Akkocaoğlu, son dönemlerde tıp doktorlarının, cerrahi işlemler sonrasında ilgili bölgede enfeksiyon geliştiğini fark ettiklerini, bunun odağını bulamadıklarını ancak daha sonra dişlere yöneldiklerini anlatarak "Mesela doktorlar bir kalça, diz, kalp kapağı protezi yaptığında öncelikle ağızda hiçbir diş ve diş eti enfeksiyonu olmayacak halde hastaların kendilerine teslimini istediler çünkü ağız en önemli fokal enfeksiyon odağı olduğu için." diye konuştu.

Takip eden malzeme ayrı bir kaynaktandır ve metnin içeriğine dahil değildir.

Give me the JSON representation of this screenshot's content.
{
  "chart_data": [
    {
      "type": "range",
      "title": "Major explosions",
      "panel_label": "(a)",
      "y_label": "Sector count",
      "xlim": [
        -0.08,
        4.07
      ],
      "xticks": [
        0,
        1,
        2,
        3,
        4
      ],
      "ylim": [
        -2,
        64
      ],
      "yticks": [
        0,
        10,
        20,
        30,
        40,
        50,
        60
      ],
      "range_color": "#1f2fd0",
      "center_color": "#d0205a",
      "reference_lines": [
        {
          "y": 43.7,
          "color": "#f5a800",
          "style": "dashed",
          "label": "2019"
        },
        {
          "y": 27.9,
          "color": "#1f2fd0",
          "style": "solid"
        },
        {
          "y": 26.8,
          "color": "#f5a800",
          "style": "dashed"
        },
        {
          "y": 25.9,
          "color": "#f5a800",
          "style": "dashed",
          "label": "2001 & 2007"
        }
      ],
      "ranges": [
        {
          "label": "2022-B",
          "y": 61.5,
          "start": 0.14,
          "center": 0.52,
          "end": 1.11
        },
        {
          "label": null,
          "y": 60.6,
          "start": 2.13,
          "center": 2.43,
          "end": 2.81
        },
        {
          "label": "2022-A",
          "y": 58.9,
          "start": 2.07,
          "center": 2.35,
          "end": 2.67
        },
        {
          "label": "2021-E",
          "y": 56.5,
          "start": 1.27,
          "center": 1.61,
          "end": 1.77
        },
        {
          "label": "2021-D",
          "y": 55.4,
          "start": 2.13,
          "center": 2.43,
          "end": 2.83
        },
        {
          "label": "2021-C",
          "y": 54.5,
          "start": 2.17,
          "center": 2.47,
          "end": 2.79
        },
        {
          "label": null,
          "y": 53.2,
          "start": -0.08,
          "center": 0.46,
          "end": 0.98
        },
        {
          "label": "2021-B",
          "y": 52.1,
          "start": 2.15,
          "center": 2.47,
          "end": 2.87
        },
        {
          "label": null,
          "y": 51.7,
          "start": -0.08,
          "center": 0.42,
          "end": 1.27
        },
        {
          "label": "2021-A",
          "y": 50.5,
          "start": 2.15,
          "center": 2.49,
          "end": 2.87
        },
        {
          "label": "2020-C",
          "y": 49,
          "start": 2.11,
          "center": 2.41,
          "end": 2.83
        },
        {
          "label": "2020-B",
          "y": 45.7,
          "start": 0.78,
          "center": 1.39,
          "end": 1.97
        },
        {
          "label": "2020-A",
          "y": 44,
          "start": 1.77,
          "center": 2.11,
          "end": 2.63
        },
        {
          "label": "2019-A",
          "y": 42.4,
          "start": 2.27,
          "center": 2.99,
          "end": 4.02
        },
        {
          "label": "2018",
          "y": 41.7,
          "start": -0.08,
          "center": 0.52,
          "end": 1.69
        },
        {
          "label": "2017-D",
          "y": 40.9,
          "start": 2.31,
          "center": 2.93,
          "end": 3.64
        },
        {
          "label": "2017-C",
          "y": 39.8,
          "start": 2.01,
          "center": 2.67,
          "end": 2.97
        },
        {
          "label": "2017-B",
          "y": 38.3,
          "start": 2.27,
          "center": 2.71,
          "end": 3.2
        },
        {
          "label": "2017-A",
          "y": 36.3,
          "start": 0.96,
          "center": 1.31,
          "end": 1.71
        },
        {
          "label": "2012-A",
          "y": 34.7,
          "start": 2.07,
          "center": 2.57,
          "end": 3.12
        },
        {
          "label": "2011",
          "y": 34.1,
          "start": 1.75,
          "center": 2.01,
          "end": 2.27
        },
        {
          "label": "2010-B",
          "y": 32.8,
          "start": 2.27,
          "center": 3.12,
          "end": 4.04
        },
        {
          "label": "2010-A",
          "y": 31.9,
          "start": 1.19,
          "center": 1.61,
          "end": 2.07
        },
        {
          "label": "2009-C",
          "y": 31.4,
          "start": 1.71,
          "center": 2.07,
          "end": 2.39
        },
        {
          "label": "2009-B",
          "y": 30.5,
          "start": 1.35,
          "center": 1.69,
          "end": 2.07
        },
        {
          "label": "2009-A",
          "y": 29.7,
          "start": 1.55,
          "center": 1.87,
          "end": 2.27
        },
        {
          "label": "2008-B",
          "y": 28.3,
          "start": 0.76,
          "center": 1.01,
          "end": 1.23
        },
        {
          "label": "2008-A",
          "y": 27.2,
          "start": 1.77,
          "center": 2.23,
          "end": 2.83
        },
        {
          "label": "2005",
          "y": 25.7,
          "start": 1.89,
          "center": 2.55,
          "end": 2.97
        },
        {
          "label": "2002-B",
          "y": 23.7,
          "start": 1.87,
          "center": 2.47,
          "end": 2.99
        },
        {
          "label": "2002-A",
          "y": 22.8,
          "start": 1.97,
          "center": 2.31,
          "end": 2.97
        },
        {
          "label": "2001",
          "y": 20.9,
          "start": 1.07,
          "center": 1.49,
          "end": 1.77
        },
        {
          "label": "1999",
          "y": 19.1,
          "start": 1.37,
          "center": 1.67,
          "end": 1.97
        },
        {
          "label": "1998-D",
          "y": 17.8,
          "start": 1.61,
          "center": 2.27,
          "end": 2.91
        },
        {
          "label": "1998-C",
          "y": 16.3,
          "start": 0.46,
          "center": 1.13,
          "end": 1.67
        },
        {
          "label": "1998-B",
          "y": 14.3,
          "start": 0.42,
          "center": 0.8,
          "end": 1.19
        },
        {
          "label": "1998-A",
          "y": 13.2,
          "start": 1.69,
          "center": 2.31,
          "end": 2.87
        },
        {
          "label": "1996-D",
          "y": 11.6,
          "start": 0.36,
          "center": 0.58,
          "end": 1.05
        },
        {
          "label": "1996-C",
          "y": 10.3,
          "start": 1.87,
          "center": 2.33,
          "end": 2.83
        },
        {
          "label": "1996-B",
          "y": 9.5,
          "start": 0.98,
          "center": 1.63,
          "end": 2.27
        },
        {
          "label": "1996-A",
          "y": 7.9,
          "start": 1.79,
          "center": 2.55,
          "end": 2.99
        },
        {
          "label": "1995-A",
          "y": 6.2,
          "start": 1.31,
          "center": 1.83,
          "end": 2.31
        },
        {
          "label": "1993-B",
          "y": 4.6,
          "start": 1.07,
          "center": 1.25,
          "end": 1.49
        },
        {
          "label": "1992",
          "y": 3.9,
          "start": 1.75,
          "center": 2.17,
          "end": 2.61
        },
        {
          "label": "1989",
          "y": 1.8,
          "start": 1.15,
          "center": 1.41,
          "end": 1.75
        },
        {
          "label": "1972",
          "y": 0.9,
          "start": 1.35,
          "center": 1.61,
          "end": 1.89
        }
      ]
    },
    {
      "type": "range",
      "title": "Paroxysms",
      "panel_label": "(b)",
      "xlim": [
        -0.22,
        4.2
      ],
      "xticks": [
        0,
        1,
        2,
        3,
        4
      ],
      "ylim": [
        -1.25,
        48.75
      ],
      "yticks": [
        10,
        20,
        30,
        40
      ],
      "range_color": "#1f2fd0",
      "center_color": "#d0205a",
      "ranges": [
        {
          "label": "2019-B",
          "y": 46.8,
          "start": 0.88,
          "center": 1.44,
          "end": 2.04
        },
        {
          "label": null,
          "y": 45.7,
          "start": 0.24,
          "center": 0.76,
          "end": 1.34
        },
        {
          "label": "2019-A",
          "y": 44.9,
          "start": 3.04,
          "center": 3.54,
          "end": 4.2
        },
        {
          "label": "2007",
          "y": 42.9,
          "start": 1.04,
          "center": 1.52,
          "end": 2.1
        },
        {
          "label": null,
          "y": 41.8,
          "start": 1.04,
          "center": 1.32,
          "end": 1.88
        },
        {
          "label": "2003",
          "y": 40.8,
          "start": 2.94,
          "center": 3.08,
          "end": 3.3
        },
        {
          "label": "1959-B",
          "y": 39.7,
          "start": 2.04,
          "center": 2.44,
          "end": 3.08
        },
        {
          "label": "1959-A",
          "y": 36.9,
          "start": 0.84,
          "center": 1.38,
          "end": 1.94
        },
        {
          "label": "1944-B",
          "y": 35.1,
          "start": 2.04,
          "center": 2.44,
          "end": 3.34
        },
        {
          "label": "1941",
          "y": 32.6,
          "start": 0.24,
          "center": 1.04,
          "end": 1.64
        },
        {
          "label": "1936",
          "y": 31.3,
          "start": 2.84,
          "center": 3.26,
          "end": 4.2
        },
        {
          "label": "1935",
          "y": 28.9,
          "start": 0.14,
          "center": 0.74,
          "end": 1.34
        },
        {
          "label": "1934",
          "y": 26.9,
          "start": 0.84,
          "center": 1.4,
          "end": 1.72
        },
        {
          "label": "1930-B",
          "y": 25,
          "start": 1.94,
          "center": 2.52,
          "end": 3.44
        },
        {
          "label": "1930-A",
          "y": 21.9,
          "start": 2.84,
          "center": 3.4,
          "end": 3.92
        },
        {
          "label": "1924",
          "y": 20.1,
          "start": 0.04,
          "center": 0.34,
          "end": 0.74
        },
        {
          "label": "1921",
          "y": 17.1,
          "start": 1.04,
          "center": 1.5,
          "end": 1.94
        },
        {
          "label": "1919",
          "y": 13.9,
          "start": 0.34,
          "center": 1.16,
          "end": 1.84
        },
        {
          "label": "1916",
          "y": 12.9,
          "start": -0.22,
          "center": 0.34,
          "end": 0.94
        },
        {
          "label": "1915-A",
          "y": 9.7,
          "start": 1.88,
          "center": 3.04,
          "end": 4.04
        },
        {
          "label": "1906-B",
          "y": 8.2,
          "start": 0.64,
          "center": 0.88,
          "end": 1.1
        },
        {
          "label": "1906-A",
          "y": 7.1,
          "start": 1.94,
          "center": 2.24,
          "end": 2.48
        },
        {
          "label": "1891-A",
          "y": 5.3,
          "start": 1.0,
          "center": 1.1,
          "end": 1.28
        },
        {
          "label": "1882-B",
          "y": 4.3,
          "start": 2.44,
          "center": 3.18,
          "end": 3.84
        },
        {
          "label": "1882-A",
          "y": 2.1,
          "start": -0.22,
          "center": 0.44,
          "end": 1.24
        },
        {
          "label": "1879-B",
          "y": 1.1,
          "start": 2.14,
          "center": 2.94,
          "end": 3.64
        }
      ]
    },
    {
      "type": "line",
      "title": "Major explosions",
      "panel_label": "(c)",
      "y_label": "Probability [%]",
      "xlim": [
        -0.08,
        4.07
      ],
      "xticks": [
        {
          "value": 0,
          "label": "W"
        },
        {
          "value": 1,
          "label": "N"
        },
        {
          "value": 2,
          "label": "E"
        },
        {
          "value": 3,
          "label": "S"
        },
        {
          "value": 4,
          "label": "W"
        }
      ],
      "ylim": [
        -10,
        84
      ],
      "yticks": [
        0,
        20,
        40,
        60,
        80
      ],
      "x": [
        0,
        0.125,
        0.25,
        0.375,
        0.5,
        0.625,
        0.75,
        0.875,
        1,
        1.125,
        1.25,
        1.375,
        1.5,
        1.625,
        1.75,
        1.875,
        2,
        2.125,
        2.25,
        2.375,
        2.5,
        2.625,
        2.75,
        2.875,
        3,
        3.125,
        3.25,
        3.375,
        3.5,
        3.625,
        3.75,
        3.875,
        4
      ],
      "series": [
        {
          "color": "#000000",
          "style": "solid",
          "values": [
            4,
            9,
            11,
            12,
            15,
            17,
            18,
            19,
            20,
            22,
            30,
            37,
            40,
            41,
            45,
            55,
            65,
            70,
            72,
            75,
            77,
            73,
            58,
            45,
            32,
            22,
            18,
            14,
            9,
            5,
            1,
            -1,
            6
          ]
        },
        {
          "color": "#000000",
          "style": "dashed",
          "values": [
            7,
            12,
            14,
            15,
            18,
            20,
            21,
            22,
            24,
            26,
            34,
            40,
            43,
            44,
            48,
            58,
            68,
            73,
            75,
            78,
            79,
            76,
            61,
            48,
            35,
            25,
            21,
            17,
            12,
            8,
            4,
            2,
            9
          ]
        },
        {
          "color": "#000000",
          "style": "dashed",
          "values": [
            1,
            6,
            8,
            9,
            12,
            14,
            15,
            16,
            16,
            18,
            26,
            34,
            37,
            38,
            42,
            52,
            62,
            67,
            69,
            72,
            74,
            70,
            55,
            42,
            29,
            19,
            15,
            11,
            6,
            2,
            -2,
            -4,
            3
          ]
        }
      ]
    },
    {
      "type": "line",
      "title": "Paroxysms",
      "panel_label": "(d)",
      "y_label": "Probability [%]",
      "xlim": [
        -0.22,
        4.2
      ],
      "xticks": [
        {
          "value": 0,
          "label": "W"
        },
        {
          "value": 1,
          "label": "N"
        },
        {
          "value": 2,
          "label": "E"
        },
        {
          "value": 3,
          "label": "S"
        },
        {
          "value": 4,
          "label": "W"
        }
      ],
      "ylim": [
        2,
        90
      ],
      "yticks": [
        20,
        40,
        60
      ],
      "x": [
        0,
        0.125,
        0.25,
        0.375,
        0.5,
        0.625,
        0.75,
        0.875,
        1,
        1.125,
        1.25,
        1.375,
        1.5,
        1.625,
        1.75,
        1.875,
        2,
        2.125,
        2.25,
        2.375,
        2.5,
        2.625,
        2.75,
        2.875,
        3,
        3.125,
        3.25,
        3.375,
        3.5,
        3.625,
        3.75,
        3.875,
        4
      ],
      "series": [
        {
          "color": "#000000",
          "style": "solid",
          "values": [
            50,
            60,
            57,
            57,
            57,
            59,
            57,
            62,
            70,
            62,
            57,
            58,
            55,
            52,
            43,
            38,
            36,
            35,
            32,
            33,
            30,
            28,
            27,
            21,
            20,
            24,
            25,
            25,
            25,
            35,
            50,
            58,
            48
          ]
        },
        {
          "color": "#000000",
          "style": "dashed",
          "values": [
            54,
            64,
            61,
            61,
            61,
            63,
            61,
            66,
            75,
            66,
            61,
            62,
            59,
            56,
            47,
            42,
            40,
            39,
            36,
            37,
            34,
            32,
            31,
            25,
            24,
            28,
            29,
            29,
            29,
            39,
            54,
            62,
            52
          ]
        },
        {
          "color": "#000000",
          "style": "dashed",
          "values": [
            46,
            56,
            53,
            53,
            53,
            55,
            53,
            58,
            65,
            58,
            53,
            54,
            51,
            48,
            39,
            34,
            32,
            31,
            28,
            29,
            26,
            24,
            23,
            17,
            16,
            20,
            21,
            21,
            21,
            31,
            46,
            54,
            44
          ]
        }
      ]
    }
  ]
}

Çocuk yaştan itibaren herkesin bir diş hekimi olması gerektiğini belirten Prof. Dr. Akkocaoğlu, hastaların düzenli aralıklarla muayene olmasının önemine işaret etti. Enfeksiyonların önüne bu şekilde geçilebileceğini, hekimlere yalnızca hastalıklar son noktaya geldiğinde gidilmemesi gerektiğini söyleyen Akkocaoğlu, şöyle devam etti:
"Mesela diş çürüğünden ya da diş etinden başlamış bir enfeksiyon. Siz o noktaya gelene kadar diş çürüğünü, diş eti hastalığını tedavi ettirmez, hekime kontrollere gitmezseniz enfeksiyon kaçınılmaz bir sonuç olarak karşınıza çıkacak, şiddetli bir ağrı ve şişlikle hekime müracaat edeceksiniz. Bu da hiç istemediğimiz şekilde tedavinin ileri bir cerrahi işleme gitmesine neden olacak. Biz, şu anda antibiyotik kullanımını kısıtlamaya çalışıyoruz ama tedavileri geciktirdiğimiz, hep son nokta olan diş enfeksiyonunun şiddetli aşamasında hekime başvurduğumuz için ileri ve şiddetli antibiyotik destekli tedavilere ihtiyaç duyuyoruz."